Pretty Things

Peter Campbell

  • Masquerade by Kit Williams
    Cape, 32 pp, £3.50, September 1980, ISBN 0 224 01617 2
  • Beauty and the Beast by Rosemary Harris and Errol Le Cain
    Faber, 32 pp, £3.50, October 1980, ISBN 0 571 11374 5
  • Mazel and Shlimazel by Isaac Bashevis Singer and Margot Zemach
    Cape, 42 pp, £3.95, November 1980, ISBN 0 224 01758 6
  • La Corona by Russell Hoban and Nicola Bayley
    Cape, 32 pp, £3.50, September 1980, ISBN 0 224 01397 1
  • Cats’Eyes by Anthony Taber
    Gollancz, 80 pp, £4.50, September 1980, ISBN 0 575 02664 2
  • Comic and Curious Cats by Angela Carter and Martin Leman
    Gollancz, 32 pp, £3.50, April 1980, ISBN 0 575 02592 1
  • The Wild Washerwomen by John Yeoman and Quentin Blake
    Hamish Hamilton, 32 pp, £3.75, October 1980, ISBN 0 241 89928 1

The literature of pre-literacy reaches its audience by way of adults – parents, teachers, librarians and so on. The best reason for learning to read is to escape from what they prescribe or tolerate. Being neither buyers nor readers, the ultimate audience for picture books is doubly disadvantaged when it comes to influencing what is provided for them.
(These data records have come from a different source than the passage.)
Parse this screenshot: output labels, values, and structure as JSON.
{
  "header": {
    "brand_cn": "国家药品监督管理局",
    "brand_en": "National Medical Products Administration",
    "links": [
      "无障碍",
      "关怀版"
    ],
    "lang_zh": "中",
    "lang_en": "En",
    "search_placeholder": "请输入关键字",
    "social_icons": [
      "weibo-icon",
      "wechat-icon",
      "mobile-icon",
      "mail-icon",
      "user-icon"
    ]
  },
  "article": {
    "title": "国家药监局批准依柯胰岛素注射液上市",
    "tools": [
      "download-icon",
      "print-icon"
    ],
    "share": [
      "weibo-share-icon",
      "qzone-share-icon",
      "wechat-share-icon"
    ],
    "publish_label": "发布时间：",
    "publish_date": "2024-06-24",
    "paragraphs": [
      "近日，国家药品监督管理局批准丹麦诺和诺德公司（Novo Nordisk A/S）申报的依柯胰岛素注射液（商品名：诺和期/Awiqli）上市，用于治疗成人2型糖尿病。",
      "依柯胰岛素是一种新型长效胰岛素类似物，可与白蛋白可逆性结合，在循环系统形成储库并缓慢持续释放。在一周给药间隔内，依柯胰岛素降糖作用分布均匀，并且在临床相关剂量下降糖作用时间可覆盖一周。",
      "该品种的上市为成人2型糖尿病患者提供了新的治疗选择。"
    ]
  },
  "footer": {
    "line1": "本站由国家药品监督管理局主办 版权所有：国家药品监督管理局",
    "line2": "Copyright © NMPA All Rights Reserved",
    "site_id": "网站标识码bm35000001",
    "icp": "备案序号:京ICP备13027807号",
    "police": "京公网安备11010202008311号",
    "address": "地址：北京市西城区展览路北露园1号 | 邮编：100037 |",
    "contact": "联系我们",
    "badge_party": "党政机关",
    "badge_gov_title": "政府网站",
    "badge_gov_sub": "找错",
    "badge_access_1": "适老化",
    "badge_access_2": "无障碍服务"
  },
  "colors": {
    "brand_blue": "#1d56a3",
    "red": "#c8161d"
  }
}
Yet it has on the whole been well served by the teachers and librarians who, in Britain and the USA at least, are still major buyers of hard-cover picture books. The mass markets of cheap annuals and paperbacks are another matter – although the huge increase in the number of titles in soft covers, many of which have already had a long life as library books, heartens anyone who cares about the health of the picture-book form.